With a new client for a book, there’s always a bit of preliminary skirmishing before we get to the interesting question of “how much?”
And, unfortunately, there’s no easy answer to this very relevant matter.
Any artistic endeavour is pretty hard to boil down into hard numbers. Take Leonardo da Vinci, for instance.
“Hi Leo, what’s up? Oh, designing a flying machine? Boy, you really crack us up with your nutty ideas. But listen, we’re doing refurb job on the Sistine Chapel and Popy felt that the ceiling could do with a bit of a paint job, you know, a few cherubims and seraphims like. How’re you fixed?
Yeah, yeah, we’ll lay on the scaffolding – and the backache pills, ha, ha. No, that was a joke, I thought you had a sense of humour after that flying machine gag. Too tough to estimate? OK, I’ll give Mike a call and see if he can come up with a number.”

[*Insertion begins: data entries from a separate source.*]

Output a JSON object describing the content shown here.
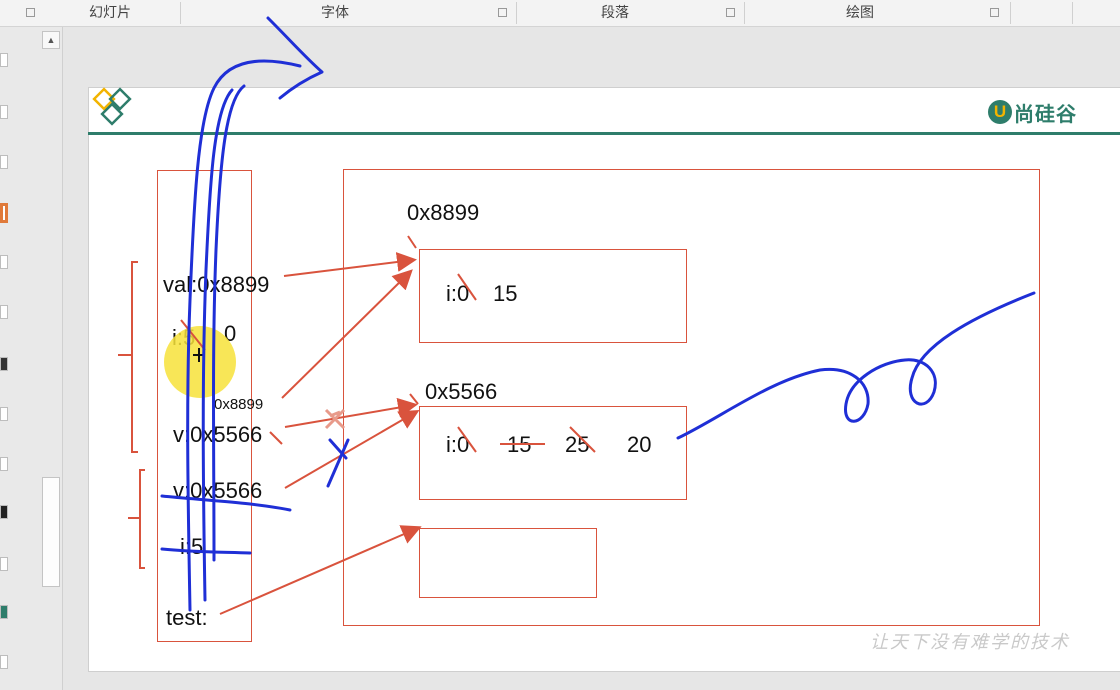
{
  "ribbon": {
    "groups": [
      "幻灯片",
      "字体",
      "段落",
      "绘图"
    ]
  },
  "slide": {
    "brand_text": "尚硅谷",
    "brand_mark": "U",
    "watermark": "让天下没有难学的技术",
    "stack_labels": {
      "val": "val:0x8899",
      "i": "i:5",
      "i_new": "0",
      "v_new_addr": "0x8899",
      "v_first": "v:0x5566",
      "v_second": "v:0x5566",
      "i_second": "i:5",
      "test": "test:"
    },
    "heap": {
      "obj1_addr": "0x8899",
      "obj1_i_old": "i:0",
      "obj1_i_new": "15",
      "obj2_addr": "0x5566",
      "obj2_i_old": "i:0",
      "obj2_v1": "15",
      "obj2_v2": "25",
      "obj2_v3": "20"
    }
  },
  "colors": {
    "box_border": "#d9533d",
    "arrow": "#d9533d",
    "ink_blue": "#1f2fd6",
    "brand": "#2e7d6b",
    "highlight": "#f7e23a"
  }
}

And, as they say, the rest is history and Michelangelo got the job. Leonardo’s problem, apart from not liking to work flat on his back, was that he had no idea how long the job would take.
It’s the same problem a ghost writer has. The writing part is easy – it’s the thinking that takes the time.
There’s no set formula and the best I can come up with is to place an approximate figure as a “not to exceed” price and hope for the best. Looking at the websites of some of my competitors, I think many have an inflated sense of their own abilities judging by the prices they quote.
Much depends upon the amount of research that may be required. The more the subject can input into the project, the lower the price. Writing the life story of a celebrity is one thing, they are probably incoherent and unable or unwilling to contribute very much, and there will probably be ample cash to compensate. But most of those who require professional writing assistance will be on a much more slender budget.
So until there is a Royal Society for the Prevention of Cruelty to Ghost Writers, I’ll just have to muddle along.
I wonder how much Michelangelo got for doing that ceiling? It took him four years!